Four hours south of Portland, Oregon, the Rogue River flows right through the center of a small municipality called Shady Cove. This is where songwriters and multi-instrumentalists Sarah Rose and Sarah Nienaber, formerly of Candace, recorded the track that would become the name of their new project; this is where, in an unassuming cabin, the two seasoned collaborators began exploring desire’s revolutionary potential and the nomadic impulses borne of creative restlessness and the claustrophobia of city life. “We were not writing these songs with the idea of a band in mind,” says Sarah Rose, describing how the album came together. “It felt like these songs wanted to belong to something new, rather than the continuation of a previous project.” “We’re always searching for the right place, the good place, the landing place, the final resting place,” Nienaber reflects, implying that the only thing that will satisfy desire is more desire. “In these songs, I think there is a self-conscious acknowledgement that I, or you, or we, will never get there … Shady Cove is a celebration of that unshakeable longing, the forever search.”
At the junction of sparse folk, pop, and cosmic country you’ll find Junior, helmed by three Missoula, MT-based songwriters. Listeners might have heard members of Junior play in groups including: Butter, Stellarondo, Burlesco, Broken Valley Roadshow, Shahs, Hermina Jean, The
Cigarette Girls, Caroline Keys, Worst Feelings, Danny’s Dilemma, Travis Sehorn and the Pebble Light, The Best Westerns, and Patsy Grime. Each member of Junior packs a quiver of instrumental skills and is constantly acquiring more to add to the group. Junior has been compared to Sibylle Baier, Karen Dalton, and The Roches.
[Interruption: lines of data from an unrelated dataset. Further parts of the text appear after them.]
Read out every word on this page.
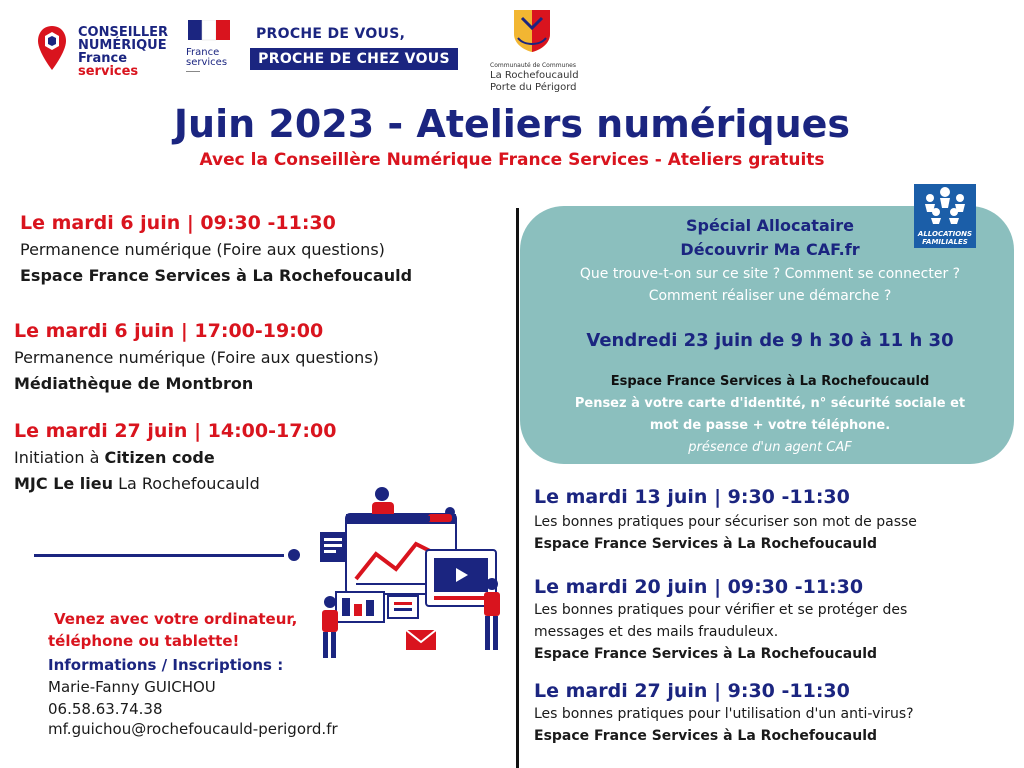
CONSEILLER
NUMÉRIQUE
France
services
France
services
PROCHE DE VOUS,
PROCHE DE CHEZ VOUS	Communauté de Communes
La Rochefoucauld
Porte du Périgord
Juin 2023 - Ateliers numériques
Avec la Conseillère Numérique France Services - Ateliers gratuits
Le mardi 6 juin | 09:30 -11:30
Permanence numérique (Foire aux questions)
Espace France Services à La Rochefoucauld
Le mardi 6 juin | 17:00-19:00
Permanence numérique (Foire aux questions)
Médiathèque de Montbron
Le mardi 27 juin | 14:00-17:00
Initiation à Citizen code
MJC Le lieu La Rochefoucauld
Venez avec votre ordinateur,
téléphone ou tablette!
Informations / Inscriptions :
Marie-Fanny GUICHOU
06.58.63.74.38
mf.guichou@rochefoucauld-perigord.fr
Spécial Allocataire
Découvrir Ma CAF.fr
Que trouve-t-on sur ce site ? Comment se connecter ?
Comment réaliser une démarche ?
Vendredi 23 juin de 9 h 30 à 11 h 30
Espace France Services à La Rochefoucauld
Pensez à votre carte d'identité, n° sécurité sociale et
mot de passe + votre téléphone.
présence d'un agent CAF
ALLOCATIONS
FAMILIALES
Le mardi 13 juin | 9:30 -11:30
Les bonnes pratiques pour sécuriser son mot de passe
Espace France Services à La Rochefoucauld
Le mardi 20 juin | 09:30 -11:30
Les bonnes pratiques pour vérifier et se protéger des
messages et des mails frauduleux.
Espace France Services à La Rochefoucauld
Le mardi 27 juin | 9:30 -11:30
Les bonnes pratiques pour l'utilisation d'un anti-virus?
Espace France Services à La Rochefoucauld
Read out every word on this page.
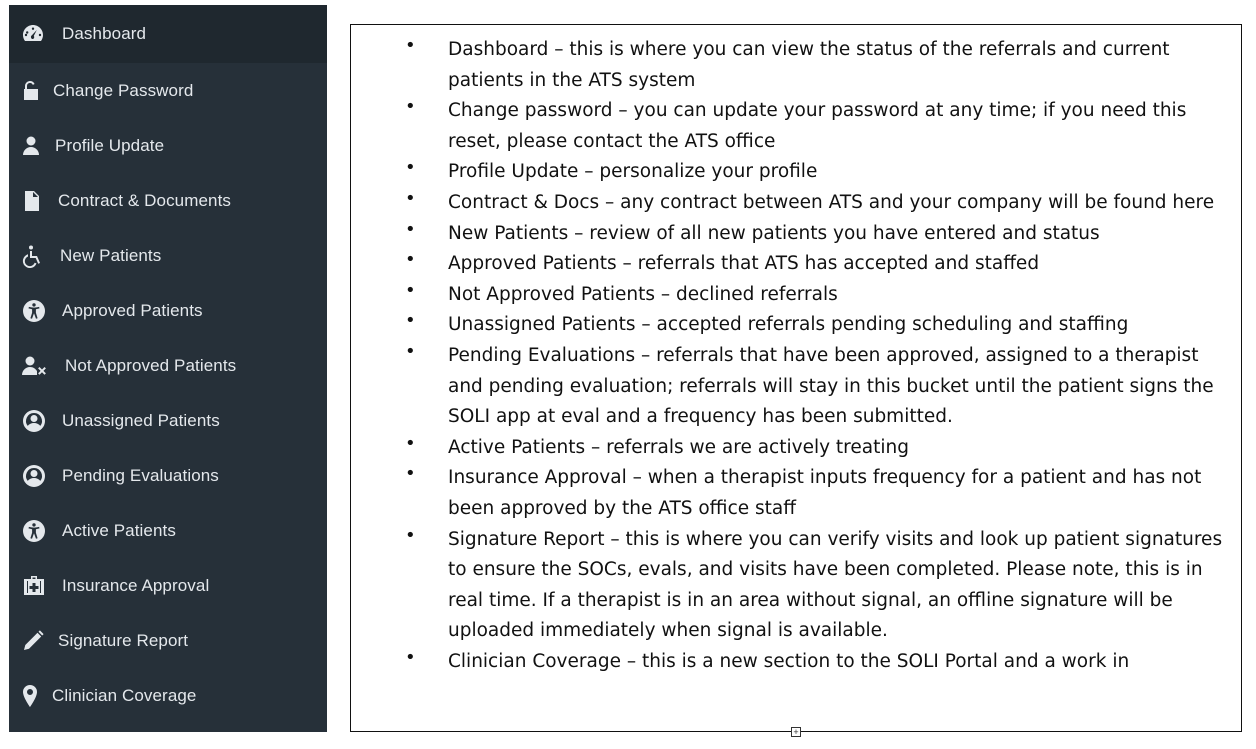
Dashboard
Change Password
Profile Update
Contract & Documents
New Patients
Approved Patients
Not Approved Patients
Unassigned Patients
Pending Evaluations
Active Patients
Insurance Approval
Signature Report
Clinician Coverage
• Dashboard – this is where you can view the status of the referrals and current patients in the ATS system
• Change password – you can update your password at any time; if you need this reset, please contact the ATS office
• Profile Update – personalize your profile
• Contract & Docs – any contract between ATS and your company will be found here
• New Patients – review of all new patients you have entered and status
• Approved Patients – referrals that ATS has accepted and staffed
• Not Approved Patients – declined referrals
• Unassigned Patients – accepted referrals pending scheduling and staffing
• Pending Evaluations – referrals that have been approved, assigned to a therapist and pending evaluation; referrals will stay in this bucket until the patient signs the SOLI app at eval and a frequency has been submitted.
• Active Patients – referrals we are actively treating
• Insurance Approval – when a therapist inputs frequency for a patient and has not been approved by the ATS office staff
• Signature Report – this is where you can verify visits and look up patient signatures to ensure the SOCs, evals, and visits have been completed. Please note, this is in real time. If a therapist is in an area without signal, an offline signature will be uploaded immediately when signal is available.
• Clinician Coverage – this is a new section to the SOLI Portal and a work in
+
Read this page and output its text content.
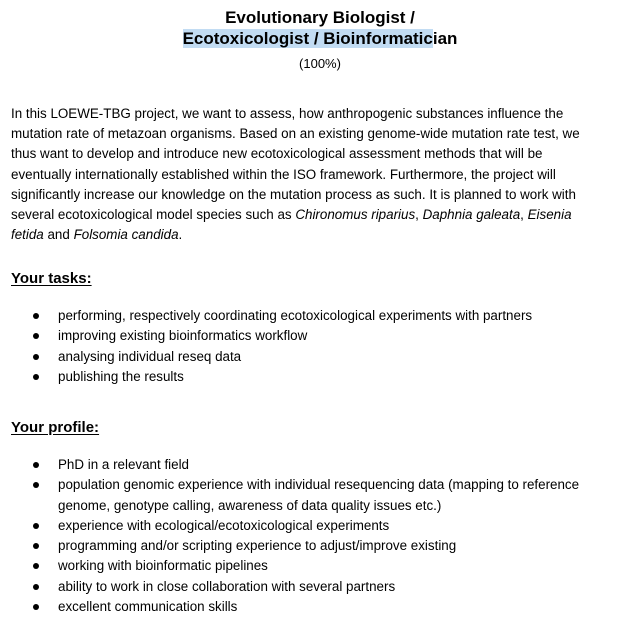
Evolutionary Biologist /
Ecotoxicologist / Bioinformatician
(100%)
In this LOEWE-TBG project, we want to assess, how anthropogenic substances influence the
mutation rate of metazoan organisms. Based on an existing genome-wide mutation rate test, we
thus want to develop and introduce new ecotoxicological assessment methods that will be
eventually internationally established within the ISO framework. Furthermore, the project will
significantly increase our knowledge on the mutation process as such. It is planned to work with
several ecotoxicological model species such as Chironomus riparius, Daphnia galeata, Eisenia
fetida and Folsomia candida.
Your tasks:
performing, respectively coordinating ecotoxicological experiments with partners
improving existing bioinformatics workflow
analysing individual reseq data
publishing the results
Your profile:
PhD in a relevant field
population genomic experience with individual resequencing data (mapping to reference
genome, genotype calling, awareness of data quality issues etc.)
experience with ecological/ecotoxicological experiments
programming and/or scripting experience to adjust/improve existing
working with bioinformatic pipelines
ability to work in close collaboration with several partners
excellent communication skills
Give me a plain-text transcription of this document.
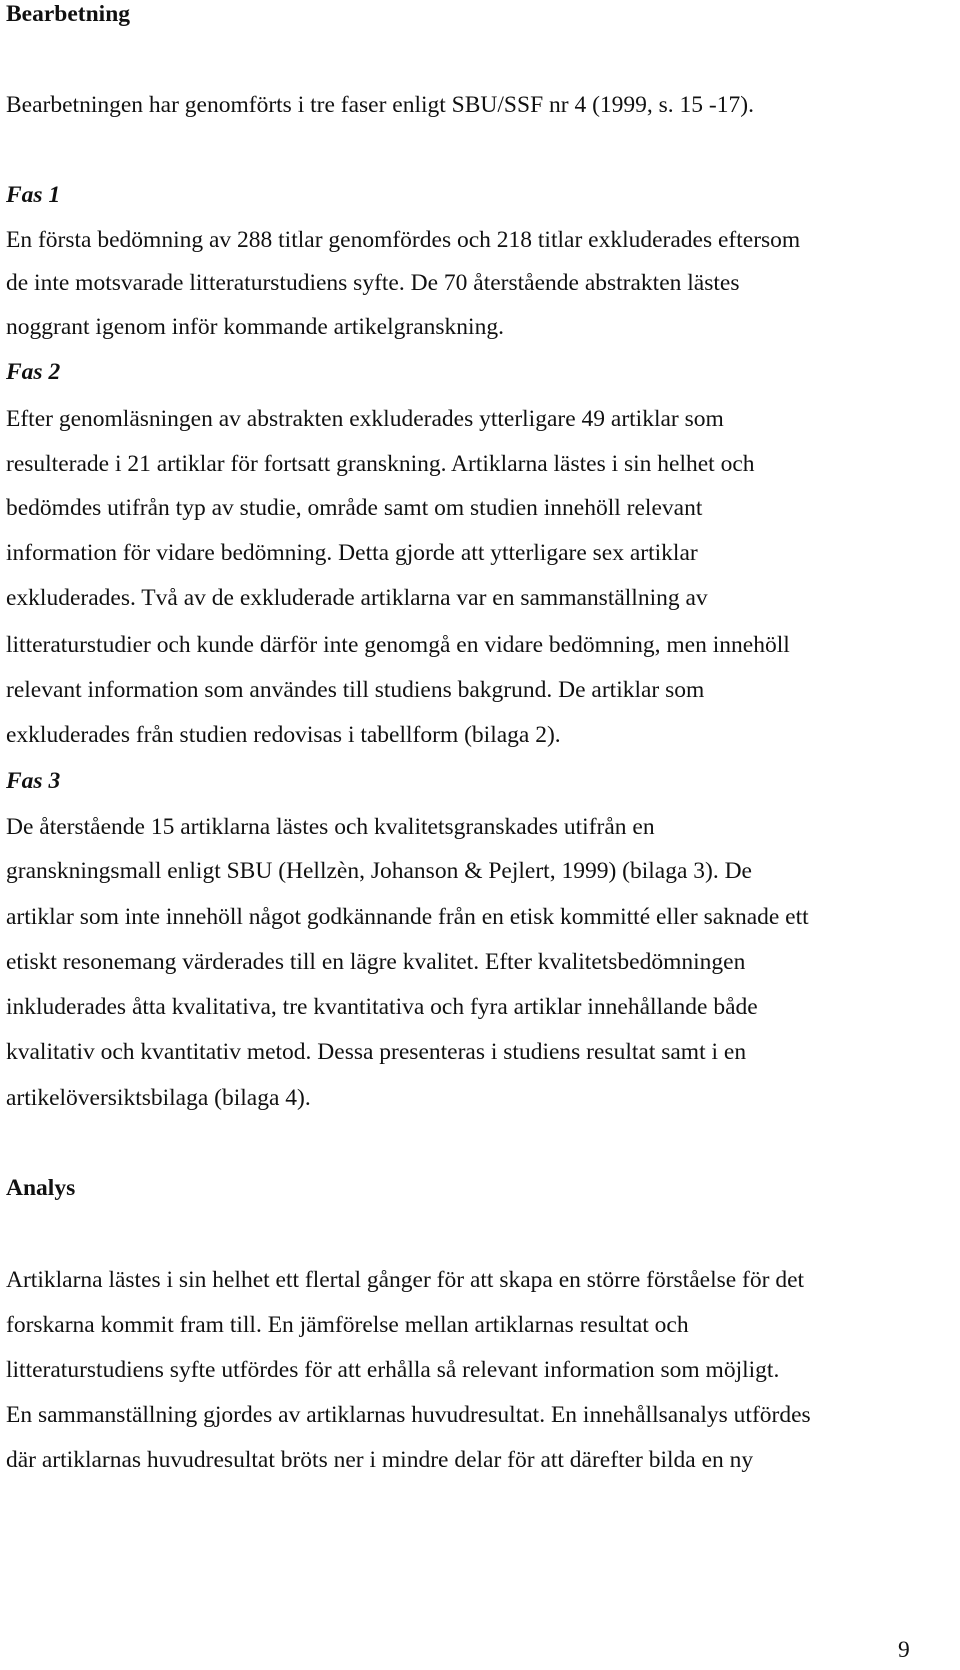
Bearbetning
Bearbetningen har genomförts i tre faser enligt SBU/SSF nr 4 (1999, s. 15 -17).
Fas 1
En första bedömning av 288 titlar genomfördes och 218 titlar exkluderades eftersom
de inte motsvarade litteraturstudiens syfte. De 70 återstående abstrakten lästes
noggrant igenom inför kommande artikelgranskning.
Fas 2
Efter genomläsningen av abstrakten exkluderades ytterligare 49 artiklar som
resulterade i 21 artiklar för fortsatt granskning. Artiklarna lästes i sin helhet och
bedömdes utifrån typ av studie, område samt om studien innehöll relevant
information för vidare bedömning. Detta gjorde att ytterligare sex artiklar
exkluderades. Två av de exkluderade artiklarna var en sammanställning av
litteraturstudier och kunde därför inte genomgå en vidare bedömning, men innehöll
relevant information som användes till studiens bakgrund. De artiklar som
exkluderades från studien redovisas i tabellform (bilaga 2).
Fas 3
De återstående 15 artiklarna lästes och kvalitetsgranskades utifrån en
granskningsmall enligt SBU (Hellzèn, Johanson & Pejlert, 1999) (bilaga 3). De
artiklar som inte innehöll något godkännande från en etisk kommitté eller saknade ett
etiskt resonemang värderades till en lägre kvalitet. Efter kvalitetsbedömningen
inkluderades åtta kvalitativa, tre kvantitativa och fyra artiklar innehållande både
kvalitativ och kvantitativ metod. Dessa presenteras i studiens resultat samt i en
artikelöversiktsbilaga (bilaga 4).
Analys
Artiklarna lästes i sin helhet ett flertal gånger för att skapa en större förståelse för det
forskarna kommit fram till. En jämförelse mellan artiklarnas resultat och
litteraturstudiens syfte utfördes för att erhålla så relevant information som möjligt.
En sammanställning gjordes av artiklarnas huvudresultat. En innehållsanalys utfördes
där artiklarnas huvudresultat bröts ner i mindre delar för att därefter bilda en ny
9
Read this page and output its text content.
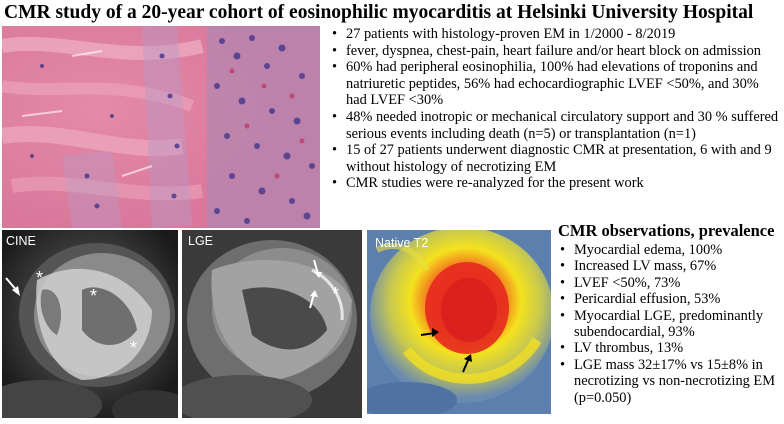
CMR study of a 20-year cohort of eosinophilic myocarditis at Helsinki University Hospital
• 27 patients with histology-proven EM in 1/2000 - 8/2019
• fever, dyspnea, chest-pain, heart failure and/or heart block on admission
• 60% had peripheral eosinophilia, 100% had elevations of troponins and natriuretic peptides, 56% had echocardiographic LVEF <50%, and 30% had LVEF <30%
• 48% needed inotropic or mechanical circulatory support and 30 % suffered serious events including death (n=5) or transplantation (n=1)
• 15 of 27 patients underwent diagnostic CMR at presentation, 6 with and 9 without histology of necrotizing EM
• CMR studies were re-analyzed for the present work
CINE
*
*
*
LGE
*
Native T2
CMR observations, prevalence
• Myocardial edema, 100%
• Increased LV mass, 67%
• LVEF <50%, 73%
• Pericardial effusion, 53%
• Myocardial LGE, predominantly subendocardial, 93%
• LV thrombus, 13%
• LGE mass 32±17% vs 15±8% in necrotizing vs non-necrotizing EM (p=0.050)
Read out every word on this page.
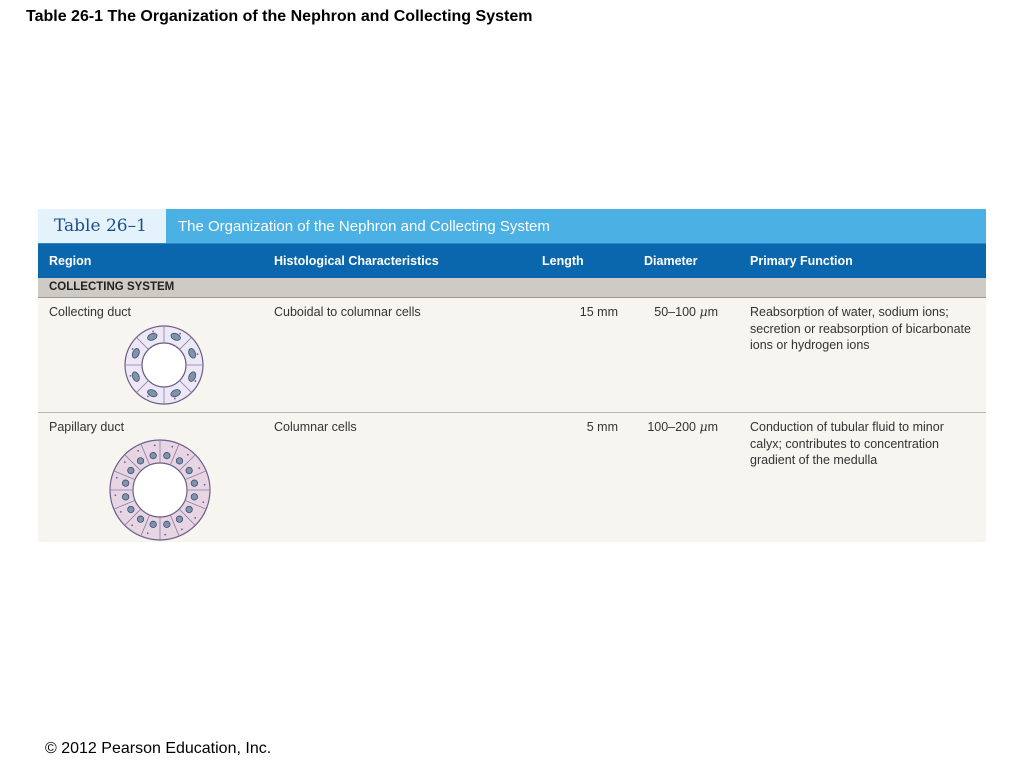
Table 26-1 The Organization of the Nephron and Collecting System
Table 26–1 The Organization of the Nephron and Collecting System
Region	Histological Characteristics	Length	Diameter	Primary Function
COLLECTING SYSTEM
Collecting duct	Cuboidal to columnar cells	15 mm	50–100 μm	Reabsorption of water, sodium ions; secretion or reabsorption of bicarbonate ions or hydrogen ions
Papillary duct	Columnar cells	5 mm	100–200 μm	Conduction of tubular fluid to minor calyx; contributes to concentration gradient of the medulla
© 2012 Pearson Education, Inc.
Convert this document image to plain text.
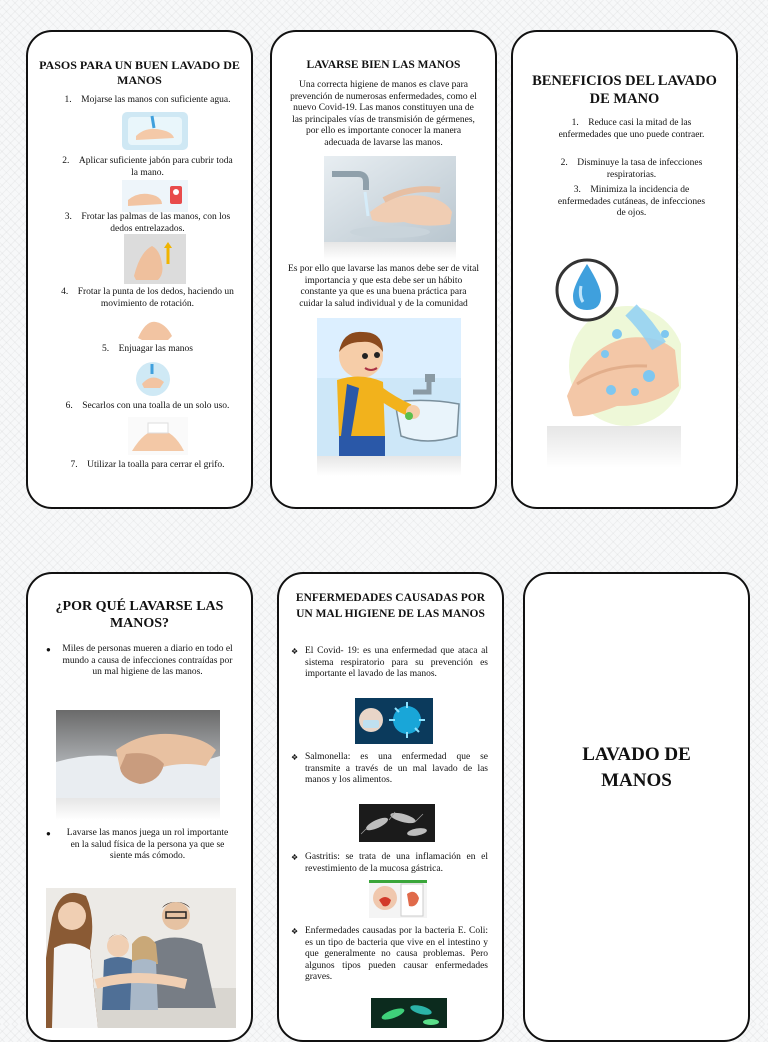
PASOS PARA UN BUEN LAVADO DE MANOS
1.    Mojarse las manos con suficiente agua.
2.    Aplicar suficiente jabón para cubrir toda la mano.
3.    Frotar las palmas de las manos, con los dedos entrelazados.
4.    Frotar la punta de los dedos, haciendo un movimiento de rotación.
5.    Enjuagar las manos
6.    Secarlos con una toalla de un solo uso.
7.    Utilizar la toalla para cerrar el grifo.
LAVARSE BIEN LAS MANOS
Una correcta higiene de manos es clave para prevención de numerosas enfermedades, como el nuevo Covid-19. Las manos constituyen una de las principales vías de transmisión de gérmenes, por ello es importante conocer la manera adecuada de lavarse las manos.
Es por ello que lavarse las manos debe ser de vital importancia y que esta debe ser un hábito constante ya que es una buena práctica para cuidar la salud individual y de la comunidad
BENEFICIOS DEL LAVADO DE MANO
1.    Reduce casi la mitad de las enfermedades que uno puede contraer.
2.    Disminuye la tasa de infecciones respiratorias.
3.    Minimiza la incidencia de enfermedades cutáneas, de infecciones de ojos.
¿POR QUÉ LAVARSE LAS MANOS?
● Miles de personas mueren a diario en todo el mundo a causa de infecciones contraídas por un mal higiene de las manos.
●	Lavarse las manos juega un rol importante en la salud física de la persona ya que se siente más cómodo.
ENFERMEDADES CAUSADAS POR UN MAL HIGIENE DE LAS MANOS
❖ El Covid- 19: es una enfermedad que ataca al sistema respiratorio para su prevención es importante el lavado de las manos.
❖ Salmonella: es una enfermedad que se transmite a través de un mal lavado de las manos y los alimentos.
❖ Gastritis: se trata de una inflamación en el revestimiento de la mucosa gástrica.
❖ Enfermedades causadas por la bacteria E. Coli: es un tipo de bacteria que vive en el intestino y que generalmente no causa problemas. Pero algunos tipos pueden causar enfermedades graves.
LAVADO DE MANOS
Like many of his favorite songwriters (John Hartford, Lucinda Williams, Jeff Tweedy), Izaak Opatz is an ungulate in life’s winter pasture, chewing on and metabolizing disappointment, heartbreak, and the other tough stuff into enjoyable musical carbohydrates. A compulsive metaphorager (and inveterate wordplayboy), Opatz breaks it all down with enzymes of wry humor, thoughtful simile and close observation - a therapeutic process of narrativizing his own life that, almost as a byproduct, turns out savory nuggets of literate, confessional pop.